5) Public administration - An understanding of the role, goals and problems of your organization within the overall scheme of the government. Qualifications in these areas come from two sources: training and experience, and usually in that order. The importance of these skills has become increasingly apparent to government and educational administrators. The result has been twofold:
First, employers are demanding more administrative and management skills from mid and senior level staff members. Second, organizations and education institutions have responded with courses especially designed to meet these needs. Your goal should be to locate the courses most helpful to you, take them, and then let the right people know you took them.
Where are the courses? Just about everywhere. The Office of Personnel Management sponsors many for federal employees. Most large federal agencies and departments also sponsor courses, as do universities and colleges. Contact your human resources office and the local educational institutions to discover what is available.
The programs can range from a single course of several weeks duration to a complete graduate degree program. For example, in the Washington D.C. area, the George Washington University offers a Master's of Science in Engineering Management program for employees of engineering, business and technical organizations and are intended to complement technical knowledge with managerial skills. This part-time
Master's Degree program provides both management and technology credentials in a format designed for busy working professionals. We single out this program as an example only - there are similar programs available to you from many other institutions, everywhere.
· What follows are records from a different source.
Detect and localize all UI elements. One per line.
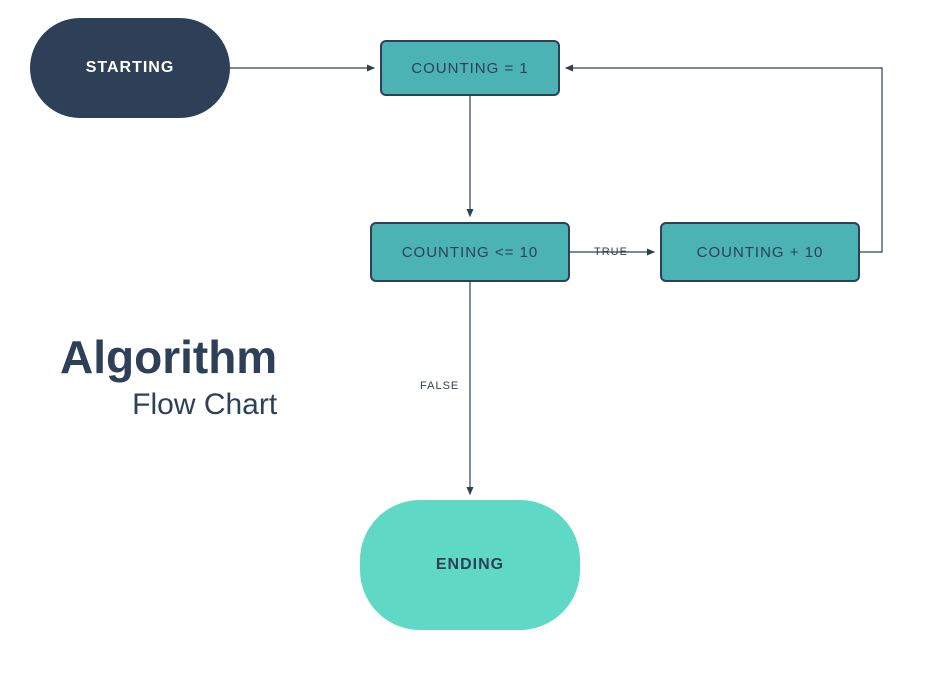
edge-label-cond-incr: TRUE xyxy=(594,246,628,258)
node-incr: COUNTING + 10 xyxy=(660,222,860,282)
title-block: Algorithm Flow Chart xyxy=(60,330,277,422)
flowchart-canvas: STARTING COUNTING = 1 COUNTING <= 10 COUNTI… xyxy=(0,0,927,678)
node-start-label: STARTING xyxy=(86,59,175,77)
node-init-label: COUNTING = 1 xyxy=(411,60,528,77)
title-main: Algorithm xyxy=(60,330,277,384)
node-cond-label: COUNTING <= 10 xyxy=(402,244,539,261)
edge-label-cond-end: FALSE xyxy=(420,380,459,392)
node-incr-label: COUNTING + 10 xyxy=(697,244,824,261)
node-start: STARTING xyxy=(30,18,230,118)
node-end-label: ENDING xyxy=(436,556,504,574)
node-init: COUNTING = 1 xyxy=(380,40,560,96)
title-sub: Flow Chart xyxy=(60,388,277,422)
node-end: ENDING xyxy=(360,500,580,630)
node-cond: COUNTING <= 10 xyxy=(370,222,570,282)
After you've taken a course (or even just begun one), let the right people (prospective employers) know about it. How? Discuss the course whenever you are talking with someone you feel could be instrumental in your career advancement. Make your course activities highly visible on your application package under the Education or Training & Certification sections. Be sure to include:
1) The name of the course;
2) A brief description of course content;
3) Name of educational institution and its locations;
4) Time period that the course spans; and
5) Number of classroom hours devoted to the course.
Many people are confused by the distinction between education and training. This makes it difficult for them to decide whether their coursework should be described under the Education or Training & Certification section of his or her resume. If the course is part of a formal educational program and culminates in a degree, it's classified as education. Other courses and miscellaneous training should be placed under the Training & Certification section.
Don't let the cost of the courses scare you. In many cases, your agency or firm will pay part or all costs. If not, courses of the type we've described can often be tax deductible (including your related expenses, such as mileage.) The controlling tax policy is IRS Code, Section 162. If the course maintains or improves skills required in your present job, or is required by your employer as a condition of continued employment, the costs are tax deductible.